Through his friendship with Alf he also came to know this wonderful story of how Alf became a vet. This was an amazing story and when he first told me – this was about 10 years ago – I knew it had to be a TV series.
— Kate Croft

The series was produced by Koco Drama, a Shed Media company, and written by their executives Ann McManus and Eileen Gallagher. The team had access to the Herriot archive and the archives of the Glasgow Veterinary College, including the diaries and case notes he kept during his student years. It was produced with the cooperation of Wight's family; they met de Caestecker, who found them "very helpful", and he had dinner with Wight's son Jim.

==Episodes==

| No. | Title | Original release date | UK viewers (millions) |
| 1 | "Episode 1" | 18 December 2011 | 6.73 |
James Herriot dreams of nothing more than becoming a vet, so is very pleased when he is accepted by the veterinary college in Glasgow. However, his first day doesn't quite go to plan when he ends up insulting Professor Ritchie, without knowing who he is. Herriot is sent on his first job – to find the cure for a sick horse – but after his first diagnoses finds the animal has more problems that are not curable.
| 2 | "Episode 2" | 19 December 2011 | 5.08 |
James Herriot is called to deal with a deadly epidemic on a farm but his intervention might pull the family apart. He then does what he can to make it right. Meanwhile McAloon is presented with an opportunity he cannot refuse and Professor Gunnell gets a shock.
| 3 | "Episode 3" | 20 December 2011 | 4.99 |
James Herriot struggles to balance his politics and his career as a vet after he takes a job at Jenny Muirhead's parents' kennels. Their fascist sympathies soon come to the boil and present a serious problem for both James and Professor Ritchie. Meanwhile Professor Gunnell pushes on to try to get Whirley out of the college and James is left facing a hard choice.

==Reception==
The first episode gained an audience of 6.73 million, with the second and third episodes attracting 5.08 million and 4.99 million viewers respectively.

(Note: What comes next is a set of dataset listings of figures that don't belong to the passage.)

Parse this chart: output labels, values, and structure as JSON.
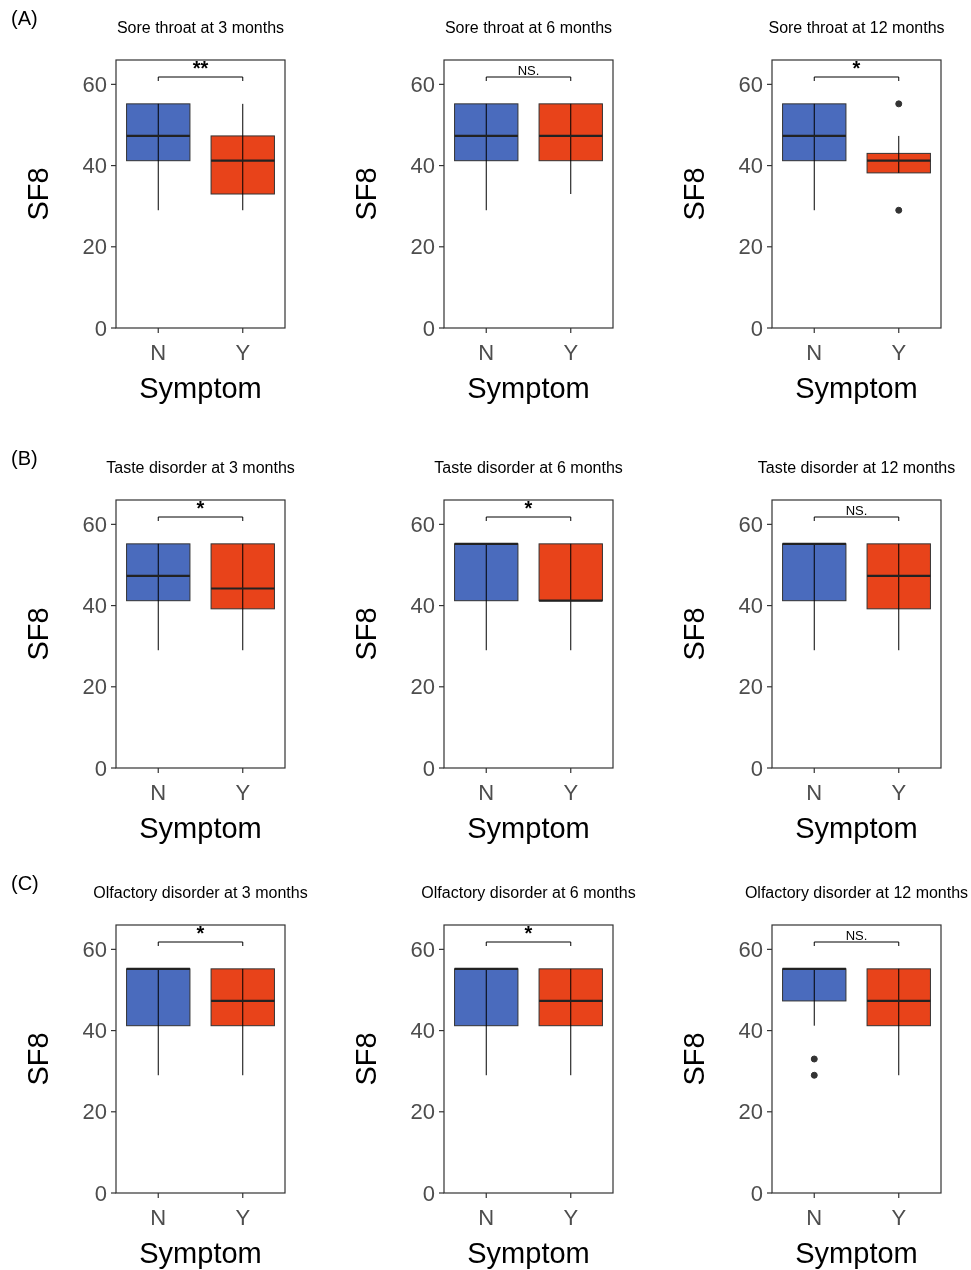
{
  "chart_data": [
    {
      "type": "box",
      "title": "Sore throat at 3 months",
      "xlabel": "Symptom",
      "ylabel": "SF8",
      "categories": [
        "N",
        "Y"
      ],
      "colors": [
        "#4a6bbd",
        "#e8431a"
      ],
      "ylim": [
        0,
        66
      ],
      "yticks": [
        0,
        20,
        40,
        60
      ],
      "annotations": [
        "(A)",
        "**"
      ],
      "boxes": [
        {
          "low": 29,
          "q1": 41.2,
          "median": 47.3,
          "q3": 55.2,
          "high": 55.2
        },
        {
          "low": 29,
          "q1": 33,
          "median": 41.2,
          "q3": 47.3,
          "high": 55.2
        }
      ]
    },
    {
      "type": "box",
      "title": "Sore throat at 6 months",
      "xlabel": "Symptom",
      "ylabel": "SF8",
      "categories": [
        "N",
        "Y"
      ],
      "colors": [
        "#4a6bbd",
        "#e8431a"
      ],
      "ylim": [
        0,
        66
      ],
      "yticks": [
        0,
        20,
        40,
        60
      ],
      "annotations": [
        "NS."
      ],
      "boxes": [
        {
          "low": 29,
          "q1": 41.2,
          "median": 47.3,
          "q3": 55.2,
          "high": 55.2
        },
        {
          "low": 33,
          "q1": 41.2,
          "median": 47.3,
          "q3": 55.2,
          "high": 55.2
        }
      ]
    },
    {
      "type": "box",
      "title": "Sore throat at 12 months",
      "xlabel": "Symptom",
      "ylabel": "SF8",
      "categories": [
        "N",
        "Y"
      ],
      "colors": [
        "#4a6bbd",
        "#e8431a"
      ],
      "ylim": [
        0,
        66
      ],
      "yticks": [
        0,
        20,
        40,
        60
      ],
      "annotations": [
        "*"
      ],
      "boxes": [
        {
          "low": 29,
          "q1": 41.2,
          "median": 47.3,
          "q3": 55.2,
          "high": 55.2
        },
        {
          "low": 38.2,
          "q1": 38.2,
          "median": 41.2,
          "q3": 43,
          "high": 47.3,
          "outliers": [
            55.2,
            29
          ]
        }
      ]
    },
    {
      "type": "box",
      "title": "Taste disorder at 3 months",
      "xlabel": "Symptom",
      "ylabel": "SF8",
      "categories": [
        "N",
        "Y"
      ],
      "colors": [
        "#4a6bbd",
        "#e8431a"
      ],
      "ylim": [
        0,
        66
      ],
      "yticks": [
        0,
        20,
        40,
        60
      ],
      "annotations": [
        "(B)",
        "*"
      ],
      "boxes": [
        {
          "low": 29,
          "q1": 41.2,
          "median": 47.3,
          "q3": 55.2,
          "high": 55.2
        },
        {
          "low": 29,
          "q1": 39.2,
          "median": 44.2,
          "q3": 55.2,
          "high": 55.2
        }
      ]
    },
    {
      "type": "box",
      "title": "Taste disorder at 6 months",
      "xlabel": "Symptom",
      "ylabel": "SF8",
      "categories": [
        "N",
        "Y"
      ],
      "colors": [
        "#4a6bbd",
        "#e8431a"
      ],
      "ylim": [
        0,
        66
      ],
      "yticks": [
        0,
        20,
        40,
        60
      ],
      "annotations": [
        "*"
      ],
      "boxes": [
        {
          "low": 29,
          "q1": 41.2,
          "median": 55.2,
          "q3": 55.2,
          "high": 55.2
        },
        {
          "low": 29,
          "q1": 41.2,
          "median": 41.2,
          "q3": 55.2,
          "high": 55.2
        }
      ]
    },
    {
      "type": "box",
      "title": "Taste disorder at 12 months",
      "xlabel": "Symptom",
      "ylabel": "SF8",
      "categories": [
        "N",
        "Y"
      ],
      "colors": [
        "#4a6bbd",
        "#e8431a"
      ],
      "ylim": [
        0,
        66
      ],
      "yticks": [
        0,
        20,
        40,
        60
      ],
      "annotations": [
        "NS."
      ],
      "boxes": [
        {
          "low": 29,
          "q1": 41.2,
          "median": 55.2,
          "q3": 55.2,
          "high": 55.2
        },
        {
          "low": 29,
          "q1": 39.2,
          "median": 47.3,
          "q3": 55.2,
          "high": 55.2
        }
      ]
    },
    {
      "type": "box",
      "title": "Olfactory disorder at 3 months",
      "xlabel": "Symptom",
      "ylabel": "SF8",
      "categories": [
        "N",
        "Y"
      ],
      "colors": [
        "#4a6bbd",
        "#e8431a"
      ],
      "ylim": [
        0,
        66
      ],
      "yticks": [
        0,
        20,
        40,
        60
      ],
      "annotations": [
        "(C)",
        "*"
      ],
      "boxes": [
        {
          "low": 29,
          "q1": 41.2,
          "median": 55.2,
          "q3": 55.2,
          "high": 55.2
        },
        {
          "low": 29,
          "q1": 41.2,
          "median": 47.3,
          "q3": 55.2,
          "high": 55.2
        }
      ]
    },
    {
      "type": "box",
      "title": "Olfactory disorder at 6 months",
      "xlabel": "Symptom",
      "ylabel": "SF8",
      "categories": [
        "N",
        "Y"
      ],
      "colors": [
        "#4a6bbd",
        "#e8431a"
      ],
      "ylim": [
        0,
        66
      ],
      "yticks": [
        0,
        20,
        40,
        60
      ],
      "annotations": [
        "*"
      ],
      "boxes": [
        {
          "low": 29,
          "q1": 41.2,
          "median": 55.2,
          "q3": 55.2,
          "high": 55.2
        },
        {
          "low": 29,
          "q1": 41.2,
          "median": 47.3,
          "q3": 55.2,
          "high": 55.2
        }
      ]
    },
    {
      "type": "box",
      "title": "Olfactory disorder at 12 months",
      "xlabel": "Symptom",
      "ylabel": "SF8",
      "categories": [
        "N",
        "Y"
      ],
      "colors": [
        "#4a6bbd",
        "#e8431a"
      ],
      "ylim": [
        0,
        66
      ],
      "yticks": [
        0,
        20,
        40,
        60
      ],
      "annotations": [
        "NS."
      ],
      "boxes": [
        {
          "low": 41.2,
          "q1": 47.3,
          "median": 55.2,
          "q3": 55.2,
          "high": 55.2,
          "outliers": [
            33,
            29
          ]
        },
        {
          "low": 29,
          "q1": 41.2,
          "median": 47.3,
          "q3": 55.2,
          "high": 55.2
        }
      ]
    }
  ]
}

Christopher Hooton in Metro found that it failed to leave a lasting impression, saying it was "an insubstantial, mildly-pleasing period soap". He later said that "the last thing we needed was a bloated, plodding period drama", and he found the lighting "more appropriate to a sombre Dickens adaptation than tales of a charming young Scot bumbling his way through veterinary college". Jasper Rees for The Arts Desk also discusses the production design, and said: "Basically, they've made a children's drama and slotted it after the watershed. The writing goes exceptionally easy on nuance and texture." It reminded Michael Hogan, writing in The Daily Telegraph, "of French and Saunders's cruelly accurate costume parody, The House of Idiot, where characters crowbarred in clumsy nods to 'the period' just to remind forgetful viewers". Despite the "odd amusing moment", he felt it "rather let down the well-loved original".

At the 2012 British Academy Scotland Awards, Iain de Caestecker and Michael Keillor were nominated for the television actor and director awards respectively.

In April 2012 the BBC confirmed the series would not return.

==Home release==
The first series was released in the United Kingdom on 5 March 2012. In the U.S. and Canada on 4 September 2012.